From School Library Journal
Grade 9 Up–Libba Bray’s new Gothic tale of a Victorian girls school with a deadly secret (Delacorte, 2003) is brought to life in Josephine Bailey’s nuanced reading. At 16, Gemma must leave the only home she’s known–colonial India–when her mother kills herself under bizarre circumstances and Gemma is both confused and intrigued by the details. Although she longed to see London while her family lived abroad, Gemma is disappointed to find that she’s being packed off to finishing school there. At school, she stands up to the very circle of girls who seem to hold the most power, while also dealing with weird hallucinations and the furtive presence of the young man she first saw in Bombay on the day of her mother’s death. The school and its administration hold fast to a secret about the class of 1871, which passed through it nearly a quarter century before Gemma’s stay.

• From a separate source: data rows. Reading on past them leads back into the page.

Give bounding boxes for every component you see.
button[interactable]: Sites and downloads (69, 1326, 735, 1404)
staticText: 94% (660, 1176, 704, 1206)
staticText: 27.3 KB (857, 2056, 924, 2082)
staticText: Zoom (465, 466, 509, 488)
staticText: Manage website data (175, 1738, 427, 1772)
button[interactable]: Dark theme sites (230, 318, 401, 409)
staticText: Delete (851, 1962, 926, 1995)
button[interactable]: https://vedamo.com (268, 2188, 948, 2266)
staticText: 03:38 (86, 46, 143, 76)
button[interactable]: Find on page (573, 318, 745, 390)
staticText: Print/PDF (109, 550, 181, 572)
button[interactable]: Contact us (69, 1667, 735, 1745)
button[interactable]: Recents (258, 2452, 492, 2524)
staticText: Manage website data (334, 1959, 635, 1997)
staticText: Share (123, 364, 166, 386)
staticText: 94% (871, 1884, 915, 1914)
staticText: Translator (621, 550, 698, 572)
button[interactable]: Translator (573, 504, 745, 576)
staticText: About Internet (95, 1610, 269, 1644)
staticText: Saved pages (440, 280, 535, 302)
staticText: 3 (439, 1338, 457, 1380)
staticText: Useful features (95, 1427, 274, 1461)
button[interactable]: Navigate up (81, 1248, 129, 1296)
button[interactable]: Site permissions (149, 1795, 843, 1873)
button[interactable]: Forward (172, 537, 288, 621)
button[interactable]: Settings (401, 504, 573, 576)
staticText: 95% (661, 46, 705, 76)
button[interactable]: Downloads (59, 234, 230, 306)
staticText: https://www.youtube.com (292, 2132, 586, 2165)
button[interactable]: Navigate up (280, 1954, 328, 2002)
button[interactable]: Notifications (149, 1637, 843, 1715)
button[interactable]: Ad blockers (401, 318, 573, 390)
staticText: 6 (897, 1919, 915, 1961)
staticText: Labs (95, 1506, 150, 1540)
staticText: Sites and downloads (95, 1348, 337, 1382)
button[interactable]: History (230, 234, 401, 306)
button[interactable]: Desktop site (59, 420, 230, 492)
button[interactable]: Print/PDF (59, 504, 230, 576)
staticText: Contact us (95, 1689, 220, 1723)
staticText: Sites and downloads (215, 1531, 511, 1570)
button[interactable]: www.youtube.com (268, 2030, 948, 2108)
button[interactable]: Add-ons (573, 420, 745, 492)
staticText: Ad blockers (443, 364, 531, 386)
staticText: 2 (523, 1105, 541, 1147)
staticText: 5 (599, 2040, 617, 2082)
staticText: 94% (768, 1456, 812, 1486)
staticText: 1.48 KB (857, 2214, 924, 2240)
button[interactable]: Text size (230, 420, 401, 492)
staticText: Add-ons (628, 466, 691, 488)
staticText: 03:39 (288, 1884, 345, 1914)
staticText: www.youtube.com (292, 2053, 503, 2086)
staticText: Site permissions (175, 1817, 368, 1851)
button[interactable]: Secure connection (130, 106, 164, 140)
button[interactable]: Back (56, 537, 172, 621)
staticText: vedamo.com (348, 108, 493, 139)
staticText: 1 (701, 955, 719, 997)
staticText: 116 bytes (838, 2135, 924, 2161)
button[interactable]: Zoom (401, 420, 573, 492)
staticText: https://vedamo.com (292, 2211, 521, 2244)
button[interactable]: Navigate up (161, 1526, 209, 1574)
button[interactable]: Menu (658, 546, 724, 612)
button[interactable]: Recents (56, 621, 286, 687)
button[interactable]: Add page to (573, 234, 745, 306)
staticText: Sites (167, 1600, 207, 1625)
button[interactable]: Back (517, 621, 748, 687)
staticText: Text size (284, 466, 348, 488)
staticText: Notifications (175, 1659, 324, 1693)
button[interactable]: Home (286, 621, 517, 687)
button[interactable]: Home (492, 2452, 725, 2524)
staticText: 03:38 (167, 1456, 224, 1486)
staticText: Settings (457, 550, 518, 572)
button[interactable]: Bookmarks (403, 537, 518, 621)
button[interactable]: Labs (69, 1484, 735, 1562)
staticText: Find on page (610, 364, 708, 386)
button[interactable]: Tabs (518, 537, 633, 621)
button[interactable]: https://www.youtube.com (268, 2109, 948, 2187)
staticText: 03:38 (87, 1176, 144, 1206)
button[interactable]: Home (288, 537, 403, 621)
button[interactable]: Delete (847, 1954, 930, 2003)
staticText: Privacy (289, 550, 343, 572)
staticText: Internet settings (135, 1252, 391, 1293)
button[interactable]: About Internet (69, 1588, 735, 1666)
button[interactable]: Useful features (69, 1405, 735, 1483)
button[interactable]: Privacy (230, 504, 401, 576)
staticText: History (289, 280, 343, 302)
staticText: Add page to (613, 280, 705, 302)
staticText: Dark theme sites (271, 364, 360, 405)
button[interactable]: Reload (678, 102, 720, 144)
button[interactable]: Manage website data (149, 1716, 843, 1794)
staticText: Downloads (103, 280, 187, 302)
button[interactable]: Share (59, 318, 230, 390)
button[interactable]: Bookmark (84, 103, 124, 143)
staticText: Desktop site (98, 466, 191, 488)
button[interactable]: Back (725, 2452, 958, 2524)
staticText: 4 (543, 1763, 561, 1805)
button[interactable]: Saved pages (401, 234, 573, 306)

As friendships develop between Gemma and three of the other students, and several of her teachers reveal interesting personal sides of themselves, the plot and the reader both tug the audience into the creepy depths beneath a cave on the school grounds. There the living girls find a pleasurable world populated by goddess figures–and Gemma’s dead mother. How all this ultimately connects with that mysterious class of 1871 will delight Gothic fans and inspire those new to the genre to taste such classic writers in it as Daphne du Maurier. The audiobook is further enhanced with an afterword spoken by the author–a young Texas woman who describes how she researched the background details she needed to realize a story set in a place and time so far from her own daily experiences. Highly recommended for all collections serving high school students.–Francisca Goldsmith, Berkeley Public Library, CA
Copyright © Reed Business Information, a division of Reed Elsevier Inc. All rights reserved. –This text refers to an out of print or unavailable edition of this title.

From Batty’s Girl
After reading the Twilight Trilogy, sent to me by Miss Monie, I took her advice and looked up another author in the Young Adult genre.  While this book was enjoyable, I wouldn’t put it on the same pedestal that I have the Twilight books.  Although it was quite good, it just didn’t do as much for me… maybe I read too much Young Adult in one week though…

If you liked Twilight, I’d recommend it, but I wouldn’t think this should be an adults first foray back into Young Adult Fiction.